The NFS Client firewall rule set behaves differently than other ESXi firewall rule sets. ESXi configures NFS Client settings when you mount or unmount an NFS datastore. The behavior differs for different versions of NFS.
When you add, mount, or unmount an NFS datastore, the resulting behavior depends on the version of NFS.
NFS v3 Firewall Behavior
When you add or mount an NFS v3 datastore, ESXi checks the state of the NFS Client (nfsClient) firewall rule set.
If the nfsClient rule set is disabled, ESXi enables the rule set and disables the Allow All IP Addresses policy by setting the allowedAll flag to FALSE. The IP address of the NFS server is added to the allowed list of outgoing IP addresses.
If the nfsClient rule set is enabled, the state of the rule set and the allowed IP address policy are not changed.
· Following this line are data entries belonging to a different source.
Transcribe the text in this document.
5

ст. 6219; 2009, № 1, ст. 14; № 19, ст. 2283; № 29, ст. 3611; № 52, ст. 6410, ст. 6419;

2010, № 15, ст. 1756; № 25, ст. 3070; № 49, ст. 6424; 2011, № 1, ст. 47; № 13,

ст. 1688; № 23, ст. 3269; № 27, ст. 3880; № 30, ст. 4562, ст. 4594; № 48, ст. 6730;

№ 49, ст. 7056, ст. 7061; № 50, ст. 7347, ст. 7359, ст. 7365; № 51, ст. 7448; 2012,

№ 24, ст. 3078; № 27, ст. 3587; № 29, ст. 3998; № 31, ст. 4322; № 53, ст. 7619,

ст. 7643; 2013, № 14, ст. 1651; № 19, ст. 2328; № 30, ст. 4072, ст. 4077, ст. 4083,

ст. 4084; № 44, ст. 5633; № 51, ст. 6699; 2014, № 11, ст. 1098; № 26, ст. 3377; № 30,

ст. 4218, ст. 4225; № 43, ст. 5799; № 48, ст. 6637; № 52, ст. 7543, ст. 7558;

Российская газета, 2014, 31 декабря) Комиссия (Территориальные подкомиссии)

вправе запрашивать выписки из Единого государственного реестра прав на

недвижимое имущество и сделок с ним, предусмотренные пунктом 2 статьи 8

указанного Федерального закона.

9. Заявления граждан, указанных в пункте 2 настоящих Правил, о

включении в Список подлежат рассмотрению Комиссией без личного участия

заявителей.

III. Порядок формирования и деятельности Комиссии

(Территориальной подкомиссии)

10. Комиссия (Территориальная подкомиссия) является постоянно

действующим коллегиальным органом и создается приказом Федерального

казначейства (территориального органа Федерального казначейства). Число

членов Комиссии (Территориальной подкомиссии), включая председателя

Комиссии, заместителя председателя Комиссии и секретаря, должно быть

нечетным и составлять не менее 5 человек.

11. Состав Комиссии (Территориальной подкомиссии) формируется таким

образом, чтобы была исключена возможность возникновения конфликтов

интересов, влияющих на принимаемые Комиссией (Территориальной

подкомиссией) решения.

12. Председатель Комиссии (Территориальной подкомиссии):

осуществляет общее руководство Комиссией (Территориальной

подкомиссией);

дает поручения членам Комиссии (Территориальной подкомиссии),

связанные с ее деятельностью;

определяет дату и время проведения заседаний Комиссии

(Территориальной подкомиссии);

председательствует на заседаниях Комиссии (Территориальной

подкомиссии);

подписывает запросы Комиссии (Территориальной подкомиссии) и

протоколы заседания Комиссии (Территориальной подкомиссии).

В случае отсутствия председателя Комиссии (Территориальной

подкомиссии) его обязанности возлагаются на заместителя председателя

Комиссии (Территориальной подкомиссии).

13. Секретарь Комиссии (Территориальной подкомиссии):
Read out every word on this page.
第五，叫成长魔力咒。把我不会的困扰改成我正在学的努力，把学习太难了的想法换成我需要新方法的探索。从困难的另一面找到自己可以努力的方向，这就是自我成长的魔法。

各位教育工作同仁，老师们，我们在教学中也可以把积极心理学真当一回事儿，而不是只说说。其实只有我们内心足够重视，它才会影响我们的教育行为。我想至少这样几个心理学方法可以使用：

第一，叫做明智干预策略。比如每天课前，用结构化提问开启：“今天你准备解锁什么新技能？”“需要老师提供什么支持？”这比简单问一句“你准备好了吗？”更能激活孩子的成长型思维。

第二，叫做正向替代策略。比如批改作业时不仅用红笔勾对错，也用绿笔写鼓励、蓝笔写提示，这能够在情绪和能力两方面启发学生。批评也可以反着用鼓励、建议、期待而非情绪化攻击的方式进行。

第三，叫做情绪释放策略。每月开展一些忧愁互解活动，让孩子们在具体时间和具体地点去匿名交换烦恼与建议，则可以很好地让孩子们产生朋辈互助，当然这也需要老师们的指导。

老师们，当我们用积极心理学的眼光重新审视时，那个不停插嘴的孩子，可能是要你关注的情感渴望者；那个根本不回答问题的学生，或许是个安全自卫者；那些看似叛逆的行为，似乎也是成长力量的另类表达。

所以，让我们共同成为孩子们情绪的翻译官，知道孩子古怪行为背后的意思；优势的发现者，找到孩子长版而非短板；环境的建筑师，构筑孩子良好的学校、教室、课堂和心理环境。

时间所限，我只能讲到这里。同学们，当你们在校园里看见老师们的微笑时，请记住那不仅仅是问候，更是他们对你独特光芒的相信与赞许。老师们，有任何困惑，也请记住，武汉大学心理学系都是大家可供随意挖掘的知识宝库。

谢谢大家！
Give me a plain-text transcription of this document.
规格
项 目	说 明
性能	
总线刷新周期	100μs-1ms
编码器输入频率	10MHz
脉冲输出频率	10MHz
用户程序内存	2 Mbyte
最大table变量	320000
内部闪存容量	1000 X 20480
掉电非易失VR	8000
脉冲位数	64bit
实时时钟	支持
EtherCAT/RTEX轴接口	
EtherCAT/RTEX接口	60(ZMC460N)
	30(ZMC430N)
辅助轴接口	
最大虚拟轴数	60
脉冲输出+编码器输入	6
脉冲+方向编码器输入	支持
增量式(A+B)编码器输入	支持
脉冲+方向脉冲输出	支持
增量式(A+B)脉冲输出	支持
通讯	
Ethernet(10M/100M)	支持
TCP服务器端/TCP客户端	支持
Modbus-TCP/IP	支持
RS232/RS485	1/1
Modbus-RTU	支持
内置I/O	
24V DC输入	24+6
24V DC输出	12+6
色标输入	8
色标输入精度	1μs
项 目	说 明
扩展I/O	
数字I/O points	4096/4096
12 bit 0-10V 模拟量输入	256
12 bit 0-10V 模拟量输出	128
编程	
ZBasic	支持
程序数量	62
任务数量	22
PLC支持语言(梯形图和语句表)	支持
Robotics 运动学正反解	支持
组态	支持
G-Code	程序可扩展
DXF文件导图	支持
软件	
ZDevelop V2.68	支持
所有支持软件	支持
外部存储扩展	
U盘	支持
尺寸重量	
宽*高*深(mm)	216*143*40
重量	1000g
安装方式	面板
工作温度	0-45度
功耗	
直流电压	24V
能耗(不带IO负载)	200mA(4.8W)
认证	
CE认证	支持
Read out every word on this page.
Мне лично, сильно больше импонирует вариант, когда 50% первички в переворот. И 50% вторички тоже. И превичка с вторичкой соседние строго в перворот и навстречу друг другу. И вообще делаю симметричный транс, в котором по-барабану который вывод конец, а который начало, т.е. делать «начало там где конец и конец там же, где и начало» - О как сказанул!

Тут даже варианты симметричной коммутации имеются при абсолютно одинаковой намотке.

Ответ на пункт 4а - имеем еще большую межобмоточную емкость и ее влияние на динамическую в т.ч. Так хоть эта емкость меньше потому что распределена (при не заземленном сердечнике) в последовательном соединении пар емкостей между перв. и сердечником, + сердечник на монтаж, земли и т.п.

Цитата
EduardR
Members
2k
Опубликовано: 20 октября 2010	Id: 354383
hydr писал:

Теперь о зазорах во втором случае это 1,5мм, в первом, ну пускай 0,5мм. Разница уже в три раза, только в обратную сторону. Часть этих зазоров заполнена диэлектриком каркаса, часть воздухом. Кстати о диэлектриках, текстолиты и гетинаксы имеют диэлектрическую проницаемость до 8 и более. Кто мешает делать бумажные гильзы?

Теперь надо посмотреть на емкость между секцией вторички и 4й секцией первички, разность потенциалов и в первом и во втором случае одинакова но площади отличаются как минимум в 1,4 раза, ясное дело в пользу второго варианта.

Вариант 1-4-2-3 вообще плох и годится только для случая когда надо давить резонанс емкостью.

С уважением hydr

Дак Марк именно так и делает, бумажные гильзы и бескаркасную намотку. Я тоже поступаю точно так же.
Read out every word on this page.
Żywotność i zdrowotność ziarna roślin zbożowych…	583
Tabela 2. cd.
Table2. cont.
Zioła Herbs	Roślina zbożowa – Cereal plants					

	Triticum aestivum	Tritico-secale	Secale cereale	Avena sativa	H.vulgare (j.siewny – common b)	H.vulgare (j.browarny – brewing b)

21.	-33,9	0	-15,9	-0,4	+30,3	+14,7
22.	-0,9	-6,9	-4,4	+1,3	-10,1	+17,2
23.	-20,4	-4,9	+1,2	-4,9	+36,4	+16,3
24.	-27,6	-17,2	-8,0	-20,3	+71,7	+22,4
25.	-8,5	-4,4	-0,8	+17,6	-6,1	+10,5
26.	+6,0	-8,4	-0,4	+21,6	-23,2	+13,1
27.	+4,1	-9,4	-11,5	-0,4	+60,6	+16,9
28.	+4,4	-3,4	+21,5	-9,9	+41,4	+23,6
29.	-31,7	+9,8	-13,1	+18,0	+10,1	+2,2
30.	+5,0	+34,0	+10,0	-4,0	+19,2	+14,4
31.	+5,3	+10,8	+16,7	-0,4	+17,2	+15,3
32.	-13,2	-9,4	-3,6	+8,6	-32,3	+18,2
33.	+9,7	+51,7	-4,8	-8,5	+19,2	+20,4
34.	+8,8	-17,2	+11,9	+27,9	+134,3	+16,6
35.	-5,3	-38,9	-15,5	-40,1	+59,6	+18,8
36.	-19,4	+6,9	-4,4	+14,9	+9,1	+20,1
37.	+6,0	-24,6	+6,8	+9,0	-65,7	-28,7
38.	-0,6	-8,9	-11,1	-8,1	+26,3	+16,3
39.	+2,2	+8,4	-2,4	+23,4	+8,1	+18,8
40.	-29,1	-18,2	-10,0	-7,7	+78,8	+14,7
The IP address of the NFS server is added to the allowed list of outgoing IP addresses.
If you manually enable the nfsClient rule set or manually set the Allow All IP Addresses policy, either before or after you add an NFS v3 datastore to the system, your settings are overridden when the last NFS v3 datastore is unmounted. The nfsClient rule set is disabled when all NFS v3 datastores are unmounted.
When you remove or unmount an NFS v3 datastore, ESXi performs one of the following actions.
If none of the remaining NFS v3 datastores are mounted from the server of the datastore being unmounted, ESXi removes the server's IP address from the list of outgoing IP addresses.
If no mounted NFS v3 datastores remain after the unmount operation, ESXi disables the nfsClient firewall rule set.
NFS v4.1 Firewall Behavior
When you mount the first NFS v4.1 datastore, ESXi enables the nfs41client rule set and sets its allowedAll flag to TRUE. This action opens port 2049 for all IP addresses. Unmounting an NFS v4.1 datastore does not affect the firewall state. That is, the first NFS v4.1 mount opens port 2049 and that port remains enabled unless you close it explicitly.